A saída para a situação de baixo crescimento em que se encontra a economia brasileira requer um diagnóstico correto das causas desse desempenho. É nesse ponto que reside o problema da estratégia oficial que vem sendo adotada para lidar com os problemas da economia. Se Drummond dizia que no meio do caminho tinha uma pedra, no caso brasileiro no meio do caminho temos um erro de diagnóstico.

Fábio Giambiagi, O Estado de S.Paulo

24 de junho de 2014 | 02h04

Desde a eleição de 2002, aqueles que viriam a ocupar posições no governo a partir de 2003 pregavam simultaneamente três teses. A primeira era que a retomada do crescimento deveria se basear na constituição de um amplo consumo de massas, o que implicaria que o consumo deveria liderar o crescimento. A segunda - consensual - é que a taxa de investimento deveria aumentar. E a terceira, que era necessário atacar o desequilíbrio externo, o que na ocasião significava aumentar as exportações a uma taxa maior que a das importações. Estaríamos todos de acordo, exceto por um detalhe: era impossível cumprir com os três objetivos ao mesmo tempo, pela simples razão de que a soma das partes deve ser igual ao todo. Consumo, investimento e saldo das relações com o exterior não podem aumentar como proporção do PIB ao mesmo tempo.
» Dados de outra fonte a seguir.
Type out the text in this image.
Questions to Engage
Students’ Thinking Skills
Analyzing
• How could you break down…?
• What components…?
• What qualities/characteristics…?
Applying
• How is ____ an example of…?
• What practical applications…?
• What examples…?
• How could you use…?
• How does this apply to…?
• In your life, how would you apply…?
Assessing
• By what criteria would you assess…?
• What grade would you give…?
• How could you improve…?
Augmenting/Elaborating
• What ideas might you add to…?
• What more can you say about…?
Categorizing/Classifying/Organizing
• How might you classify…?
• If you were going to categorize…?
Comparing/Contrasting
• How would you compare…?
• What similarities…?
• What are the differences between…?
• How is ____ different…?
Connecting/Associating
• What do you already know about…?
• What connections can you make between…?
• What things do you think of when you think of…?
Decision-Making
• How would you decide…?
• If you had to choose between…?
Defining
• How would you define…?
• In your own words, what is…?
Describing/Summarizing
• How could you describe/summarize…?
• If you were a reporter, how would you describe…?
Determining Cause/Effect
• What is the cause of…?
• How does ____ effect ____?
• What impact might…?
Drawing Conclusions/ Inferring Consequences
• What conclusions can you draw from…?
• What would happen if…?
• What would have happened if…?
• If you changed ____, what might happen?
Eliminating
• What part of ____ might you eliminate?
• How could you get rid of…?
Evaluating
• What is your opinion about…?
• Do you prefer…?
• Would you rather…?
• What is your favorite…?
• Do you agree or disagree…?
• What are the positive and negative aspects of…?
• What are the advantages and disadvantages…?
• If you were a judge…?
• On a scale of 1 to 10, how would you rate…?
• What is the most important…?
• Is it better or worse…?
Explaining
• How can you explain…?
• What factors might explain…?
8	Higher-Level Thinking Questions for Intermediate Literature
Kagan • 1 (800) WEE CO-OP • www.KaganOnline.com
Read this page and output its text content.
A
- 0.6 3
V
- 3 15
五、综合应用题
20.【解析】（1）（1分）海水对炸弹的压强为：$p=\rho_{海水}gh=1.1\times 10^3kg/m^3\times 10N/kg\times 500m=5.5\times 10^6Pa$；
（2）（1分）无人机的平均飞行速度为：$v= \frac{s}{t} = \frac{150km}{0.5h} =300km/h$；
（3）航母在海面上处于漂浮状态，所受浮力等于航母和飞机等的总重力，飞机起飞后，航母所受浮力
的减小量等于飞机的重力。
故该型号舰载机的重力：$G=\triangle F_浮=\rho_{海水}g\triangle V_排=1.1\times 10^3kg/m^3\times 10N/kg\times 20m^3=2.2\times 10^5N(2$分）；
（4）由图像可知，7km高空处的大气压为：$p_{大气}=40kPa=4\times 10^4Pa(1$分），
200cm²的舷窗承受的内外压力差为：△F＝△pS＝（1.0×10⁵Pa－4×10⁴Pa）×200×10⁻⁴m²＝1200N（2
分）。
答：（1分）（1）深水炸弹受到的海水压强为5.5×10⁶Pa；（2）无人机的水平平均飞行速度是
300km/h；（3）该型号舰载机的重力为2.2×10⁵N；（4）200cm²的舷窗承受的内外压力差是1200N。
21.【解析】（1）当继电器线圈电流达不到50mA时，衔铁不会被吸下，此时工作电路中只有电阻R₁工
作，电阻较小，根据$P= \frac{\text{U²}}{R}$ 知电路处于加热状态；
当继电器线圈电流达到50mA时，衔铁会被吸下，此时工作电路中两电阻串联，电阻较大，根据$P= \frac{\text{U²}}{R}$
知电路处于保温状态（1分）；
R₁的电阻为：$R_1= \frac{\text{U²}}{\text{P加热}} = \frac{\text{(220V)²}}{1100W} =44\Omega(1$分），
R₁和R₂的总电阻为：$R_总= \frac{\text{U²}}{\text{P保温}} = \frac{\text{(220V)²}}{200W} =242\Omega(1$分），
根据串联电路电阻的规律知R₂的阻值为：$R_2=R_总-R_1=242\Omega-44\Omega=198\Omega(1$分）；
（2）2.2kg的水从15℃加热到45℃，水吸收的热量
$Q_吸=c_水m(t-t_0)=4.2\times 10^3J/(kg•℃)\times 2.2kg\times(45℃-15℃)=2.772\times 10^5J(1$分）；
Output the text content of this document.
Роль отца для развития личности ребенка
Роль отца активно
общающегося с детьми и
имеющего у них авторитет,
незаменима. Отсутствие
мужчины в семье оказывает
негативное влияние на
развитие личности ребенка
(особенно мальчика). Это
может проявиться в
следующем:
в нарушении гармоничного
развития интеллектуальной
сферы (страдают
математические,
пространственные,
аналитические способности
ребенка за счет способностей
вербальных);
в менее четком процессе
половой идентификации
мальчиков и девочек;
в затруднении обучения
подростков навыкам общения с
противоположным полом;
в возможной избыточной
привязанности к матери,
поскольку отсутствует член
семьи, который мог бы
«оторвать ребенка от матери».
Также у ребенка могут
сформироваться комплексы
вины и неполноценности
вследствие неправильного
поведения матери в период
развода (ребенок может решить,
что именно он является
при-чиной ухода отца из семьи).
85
Lula julgou ter encontrado a solução mágica para resolver aquela impossibilidade graças ao "paraíso zodiacal" que o País viveu no seu segundo mandato. A mágica atendeu pelo nome de melhora dos termos de troca. Foi ela que permitiu que as importações funcionassem como variável de ajuste, crescendo muito acima das exportações, viabilizando o atendimento da expansão do consumo e do investimento e sem afetar pesadamente o balanço de pagamentos (BP). Entre 2004 e 2010, enquanto as exportações, pelos dados da Funcex, cresceram em termos reais a uma média anual de 2%, as importações cresceram nada menos que 12% a.a. Apesar disso, o superávit comercial de 2010 foi ainda de US$ 20 bilhões, graças ao desempenho excepcional dos termos de troca. Hoje, a festa acabou e essa mágica não é mais possível: se o consumo e o investimento crescerem muito, as importações avançarão na frente das exportações e o balanço de pagamentos exibirá um déficit monstruoso.
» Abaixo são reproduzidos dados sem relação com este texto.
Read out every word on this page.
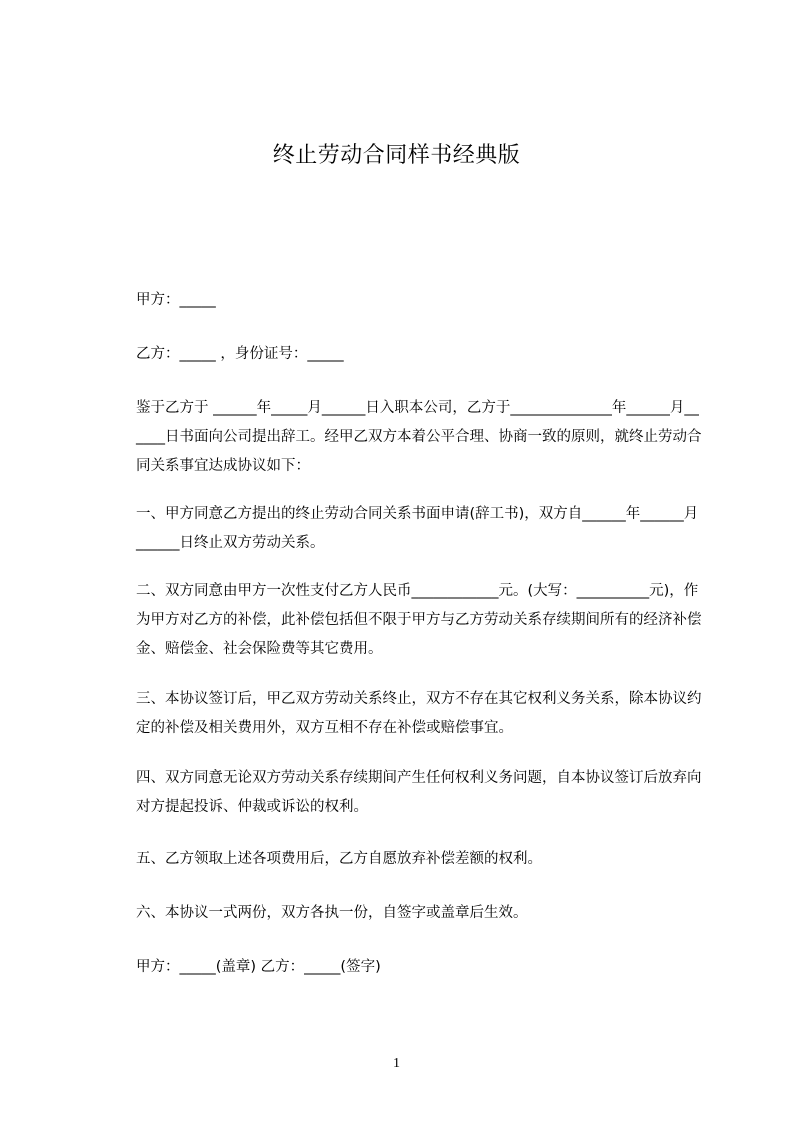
终止劳动合同样书经典版

甲方：_____

乙方：_____ ，身份证号：_____

鉴于乙方于 ______年_____月______日入职本公司，乙方于______________年______月______日书面向公司提出辞工。经甲乙双方本着公平合理、协商一致的原则，就终止劳动合同关系事宜达成协议如下：

一、甲方同意乙方提出的终止劳动合同关系书面申请(辞工书)，双方自______年______月______日终止双方劳动关系。

二、双方同意由甲方一次性支付乙方人民币____________元。(大写：__________元)，作为甲方对乙方的补偿，此补偿包括但不限于甲方与乙方劳动关系存续期间所有的经济补偿金、赔偿金、社会保险费等其它费用。

三、本协议签订后，甲乙双方劳动关系终止，双方不存在其它权利义务关系，除本协议约定的补偿及相关费用外，双方互相不存在补偿或赔偿事宜。

四、双方同意无论双方劳动关系存续期间产生任何权利义务问题，自本协议签订后放弃向对方提起投诉、仲裁或诉讼的权利。

五、乙方领取上述各项费用后，乙方自愿放弃补偿差额的权利。

六、本协议一式两份，双方各执一份，自签字或盖章后生效。

甲方：_____(盖章) 乙方：_____(签字)

1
O que ocorreu naqueles anos, mitigado pelos termos de troca, respondia ao esquema de quem se acostumou a pensar no mundo da restrição de demanda. Nesse caso, de fato, não importam muito os coeficientes relativos ao PIB, porque é possível que o numerador de todos os coeficientes se expanda e a expansão do consumo e do investimento seja satisfeita pelo aumento de tamanho do PIB, sem pressionar excessivamente a balança comercial em termos absolutos. Quando a restrição é de oferta, porém, maior absorção doméstica bate "na veia" no setor externo, que é rapidamente afetado pelos gargalos domésticos existentes. É esse o caso da economia brasileira em tempos recentes.
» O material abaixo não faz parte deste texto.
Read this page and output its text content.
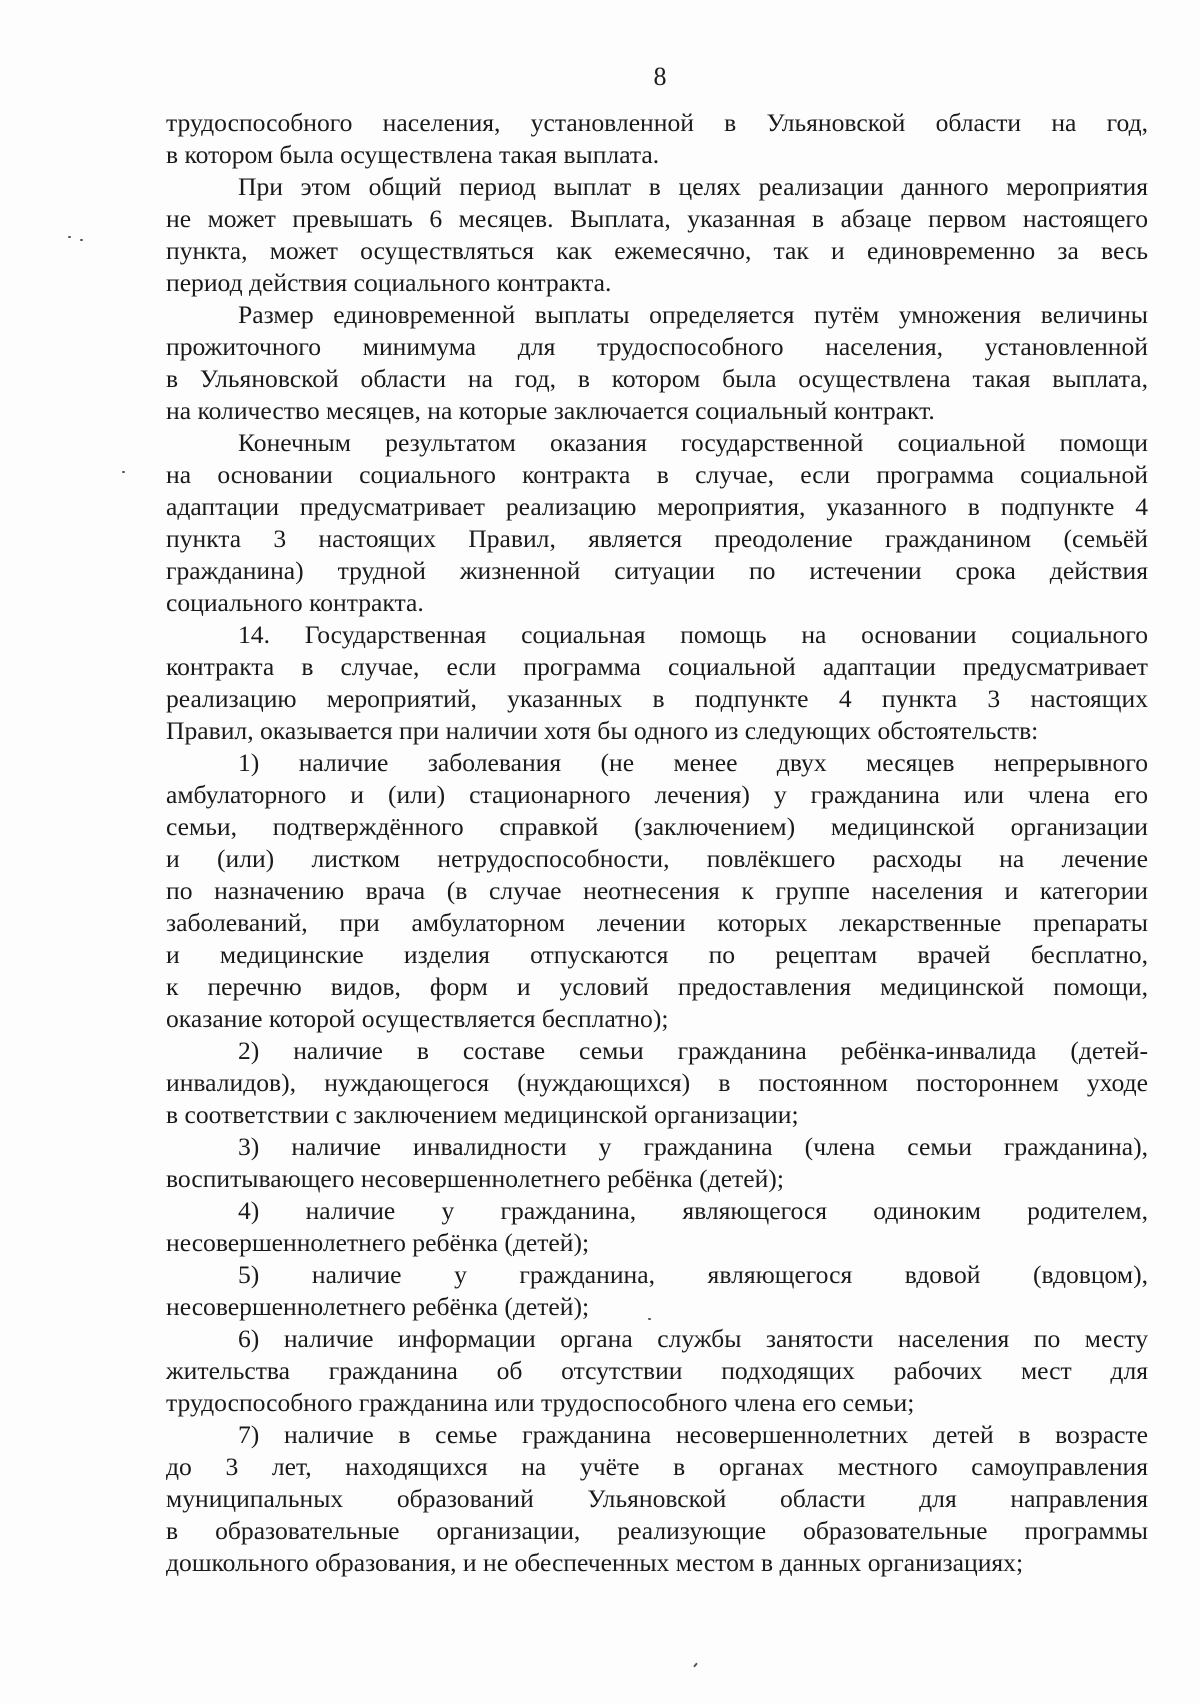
8
трудоспособного населения, установленной в Ульяновской области на год,
в котором была осуществлена такая выплата.
При этом общий период выплат в целях реализации данного мероприятия
не может превышать 6 месяцев. Выплата, указанная в абзаце первом настоящего
пункта, может осуществляться как ежемесячно, так и единовременно за весь
период действия социального контракта.
Размер единовременной выплаты определяется путём умножения величины
прожиточного минимума для трудоспособного населения, установленной
в Ульяновской области на год, в котором была осуществлена такая выплата,
на количество месяцев, на которые заключается социальный контракт.
Конечным результатом оказания государственной социальной помощи
на основании социального контракта в случае, если программа социальной
адаптации предусматривает реализацию мероприятия, указанного в подпункте 4
пункта 3 настоящих Правил, является преодоление гражданином (семьёй
гражданина) трудной жизненной ситуации по истечении срока действия
социального контракта.
14. Государственная социальная помощь на основании социального
контракта в случае, если программа социальной адаптации предусматривает
реализацию мероприятий, указанных в подпункте 4 пункта 3 настоящих
Правил, оказывается при наличии хотя бы одного из следующих обстоятельств:
1) наличие заболевания (не менее двух месяцев непрерывного
амбулаторного и (или) стационарного лечения) у гражданина или члена его
семьи, подтверждённого справкой (заключением) медицинской организации
и (или) листком нетрудоспособности, повлёкшего расходы на лечение
по назначению врача (в случае неотнесения к группе населения и категории
заболеваний, при амбулаторном лечении которых лекарственные препараты
и медицинские изделия отпускаются по рецептам врачей бесплатно,
к перечню видов, форм и условий предоставления медицинской помощи,
оказание которой осуществляется бесплатно);
2) наличие в составе семьи гражданина ребёнка-инвалида (детей-
инвалидов), нуждающегося (нуждающихся) в постоянном постороннем уходе
в соответствии с заключением медицинской организации;
3) наличие инвалидности у гражданина (члена семьи гражданина),
воспитывающего несовершеннолетнего ребёнка (детей);
4) наличие у гражданина, являющегося одиноким родителем,
несовершеннолетнего ребёнка (детей);
5) наличие у гражданина, являющегося вдовой (вдовцом),
несовершеннолетнего ребёнка (детей);
6) наличие информации органа службы занятости населения по месту
жительства гражданина об отсутствии подходящих рабочих мест для
трудоспособного гражданина или трудоспособного члена его семьи;
7) наличие в семье гражданина несовершеннолетних детей в возрасте
до 3 лет, находящихся на учёте в органах местного самоуправления
муниципальных образований Ульяновской области для направления
в образовательные организации, реализующие образовательные программы
дошкольного образования, и не обеспеченных местом в данных организациях;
É um erro imaginar que a insuficiência de investimentos do País se resolve apenas com melhora de gestão e aprimoramento dos projetos. É claro que se conseguirmos isso teremos dado um passo fantástico, à luz das enormes falhas desse tipo de processos. O que se quer frisar, porém, é que isso é somente parte do problema. Melhorar a gestão é condição necessária, mas não suficiente, para que o investimento ocorra. Para isso, é preciso mudar o perfil da economia: precisamos aumentar a taxa de investimento sem "arrebentar" com o BP, o que só pode ter uma solução: diminuir a relação entre o consumo e o PIB.

O problema é que a agenda nacional vai na direção contrária. Independentemente do seu mérito, as reivindicações em favor de "mais isso e mais aquilo" redundam no que se deveria evitar. Qualquer que seja o(a) presidente, em 2015 ele(a) terá de explicar para a cidadania que é preciso dosar as demandas, pois se elas forem satisfeitas, o investimento terá um desempenho raquítico ou o déficit em conta corrente alcançará mais de US$ 100 bilhões. Não é uma questão (apenas) de gestão: há decisões difíceis a tomar.